This performance also translates into clear value creation for BBVA shareholders, with increasing returns and an excellent stock evolution in 2025. “We are proposing the distribution of more than €5.2 billion, that is 50 percent of the annual profit. Specifically, we are proposing a cash dividend of €0.60 per share in April which, together with the €0.32 paid last November, raises the total dividend to €0.92 per share—the highest in our history,” he noted. This dividend represents a 31 percent increase compared to the previous year.
“The annual dividend has tripled since 2021, driven by significant increases year after year. In addition, the bank’s stock has seen strong performance, with its price more than doubling over the past year,” he added.
Additionally, BBVA continues to make progress on its nearly €4 billion extraordinary share buyback program¹ announced in December, of which it has already completed a first tranche of €1.5 billion. BBVA announced today a second tranche of said program, for up to €1 billion, with execution set to begin on March 23.
Including dividends and share price appreciation, since January 2019, the total value for BBVA shareholders has multiplied almost six-fold, well above the performance of European and Spanish banks, whose shareholders have seen their investment multiply approximately 3.5-fold.
An increasingly uncertain and fragmented environment
The BBVA Chair underscored that these results are especially remarkable in such a complex international climate. Geopolitical fragmentation, armed conflicts and the technological acceleration are reshaping the global economy. Despite the uncertainty, the economy is showing better-than-expected resilience. BBVA Research estimates point to sustained growth in the countries where BBVA operates (2.4 percent in Spain, 1.8 percent in Mexico, 4 percent in Türkiye and 3 percent in South American countries), although an escalation of the conflict in Iran could negatively impact these figures if the closure of Strait of Hormuz persists.
But there are also “new opportunities such as artificial intelligence and the energy transition that will be key economic drivers over the next few years,” he said.
To successfully navigate this environment, BBVA has defined a clear roadmap as part of its strategic plan: to put the customers’ perspective at the heart of everything the bank does in order to better understand their needs and deliver increasingly relevant and tailored solutions; to grow especially in sustainability and the enterprise segment; and to steer all decisions toward value and capital generation, boosting businesses with low capital consumption, such as insurance, asset management and payments. All this supported by two key levers: artificial intelligence and a talented, ambitious team with a strong customer focus.

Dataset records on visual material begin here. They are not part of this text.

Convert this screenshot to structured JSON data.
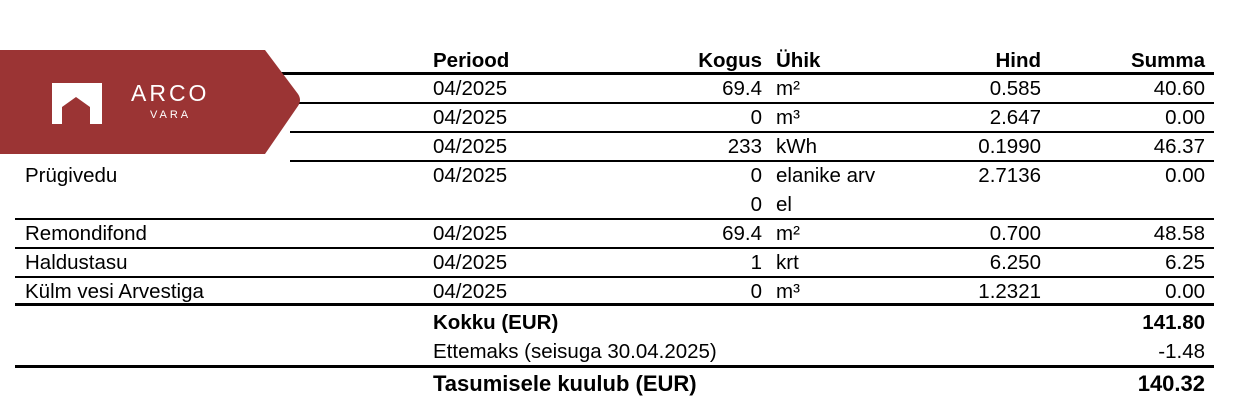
{
  "logo": {
    "name": "ARCO",
    "sub": "VARA",
    "color": "#9b3434"
  },
  "header": {
    "name": "",
    "period": "Periood",
    "qty": "Kogus",
    "unit": "Ühik",
    "price": "Hind",
    "sum": "Summa"
  },
  "rows": [
    {
      "name": "",
      "period": "04/2025",
      "qty": "69.4",
      "unit": "m²",
      "price": "0.585",
      "sum": "40.60"
    },
    {
      "name": "",
      "period": "04/2025",
      "qty": "0",
      "unit": "m³",
      "price": "2.647",
      "sum": "0.00"
    },
    {
      "name": "",
      "period": "04/2025",
      "qty": "233",
      "unit": "kWh",
      "price": "0.1990",
      "sum": "46.37"
    },
    {
      "name": "Prügivedu",
      "period": "04/2025",
      "qty": "0",
      "unit": "elanike arv",
      "price": "2.7136",
      "sum": "0.00"
    },
    {
      "name": "",
      "period": "",
      "qty": "0",
      "unit": "el",
      "price": "",
      "sum": ""
    },
    {
      "name": "Remondifond",
      "period": "04/2025",
      "qty": "69.4",
      "unit": "m²",
      "price": "0.700",
      "sum": "48.58"
    },
    {
      "name": "Haldustasu",
      "period": "04/2025",
      "qty": "1",
      "unit": "krt",
      "price": "6.250",
      "sum": "6.25"
    },
    {
      "name": "Külm vesi Arvestiga",
      "period": "04/2025",
      "qty": "0",
      "unit": "m³",
      "price": "1.2321",
      "sum": "0.00"
    }
  ],
  "totals": {
    "total_label": "Kokku (EUR)",
    "total_value": "141.80",
    "prepay_label": "Ettemaks (seisuga 30.04.2025)",
    "prepay_value": "-1.48",
    "due_label": "Tasumisele kuulub (EUR)",
    "due_value": "140.32"
  }
}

BBVA aims to lead banking in the age of artificial intelligence
During his presentation, Carlos Torres Vila emphasized the role of artificial intelligence in the financial sector in particular. In this regard, he anticipates that “artificial intelligence represents an enormous technological transformation, occurring at an unprecedented pace.”

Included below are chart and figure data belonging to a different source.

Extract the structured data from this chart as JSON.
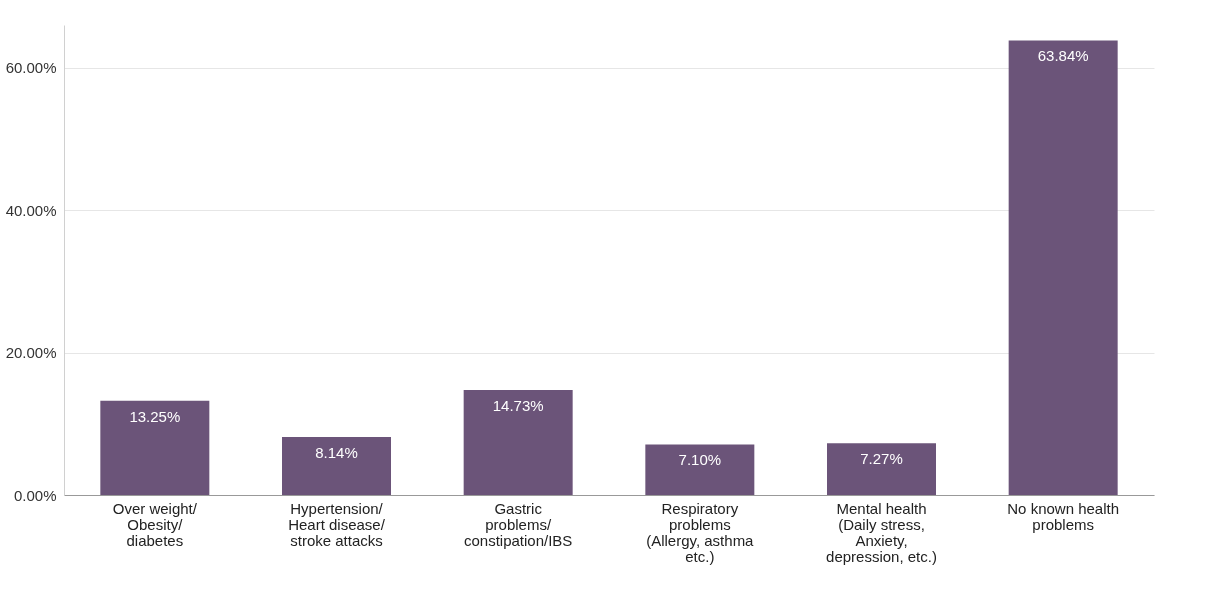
{
  "chart_data": {
    "type": "bar",
    "categories": [
      "Over weight/\nObesity/\ndiabetes",
      "Hypertension/\nHeart disease/\nstroke attacks",
      "Gastric\nproblems/\nconstipation/IBS",
      "Respiratory\nproblems\n(Allergy, asthma\netc.)",
      "Mental health\n(Daily stress,\nAnxiety,\ndepression, etc.)",
      "No known health\nproblems"
    ],
    "values": [
      13.25,
      8.14,
      14.73,
      7.1,
      7.27,
      63.84
    ],
    "value_labels": [
      "13.25%",
      "8.14%",
      "14.73%",
      "7.10%",
      "7.27%",
      "63.84%"
    ],
    "color": "#6b5479",
    "ylim": [
      0,
      66
    ],
    "yticks": [
      {
        "value": 0,
        "label": "0.00%"
      },
      {
        "value": 20,
        "label": "20.00%"
      },
      {
        "value": 40,
        "label": "40.00%"
      },
      {
        "value": 60,
        "label": "60.00%"
      }
    ],
    "grid": "y"
  }
}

BBVA is rolling out an ambitious strategy to incorporate this technology across all areas of the bank, from customer advisory to risk management and software development. “And we are doing it with a very clear goal in mind: to better serve our clients. A supportive bank that is more anticipatory, more personalized and closer to the client,” he stressed. “We were pioneers in the digital transformation, with tremendous success, and once again, we are going to lead banking in the age of artificial intelligence.”
To sum up, “we will continue to support our customers in their drive to go further, delivering value to our shareholders and generating a positive impact on the societies where we operate,” Carlos Torres Vila concluded.
Growth, efficiency and profitability
Next, BBVA’s Chief Executive Officer Onur Genç stressed that, beyond the results achieved in the year, what truly matters is that “over the past four years, we have more than doubled our profit, with significant growth year after year. This demonstrates our ability to deliver results on a sustained basis,” he added.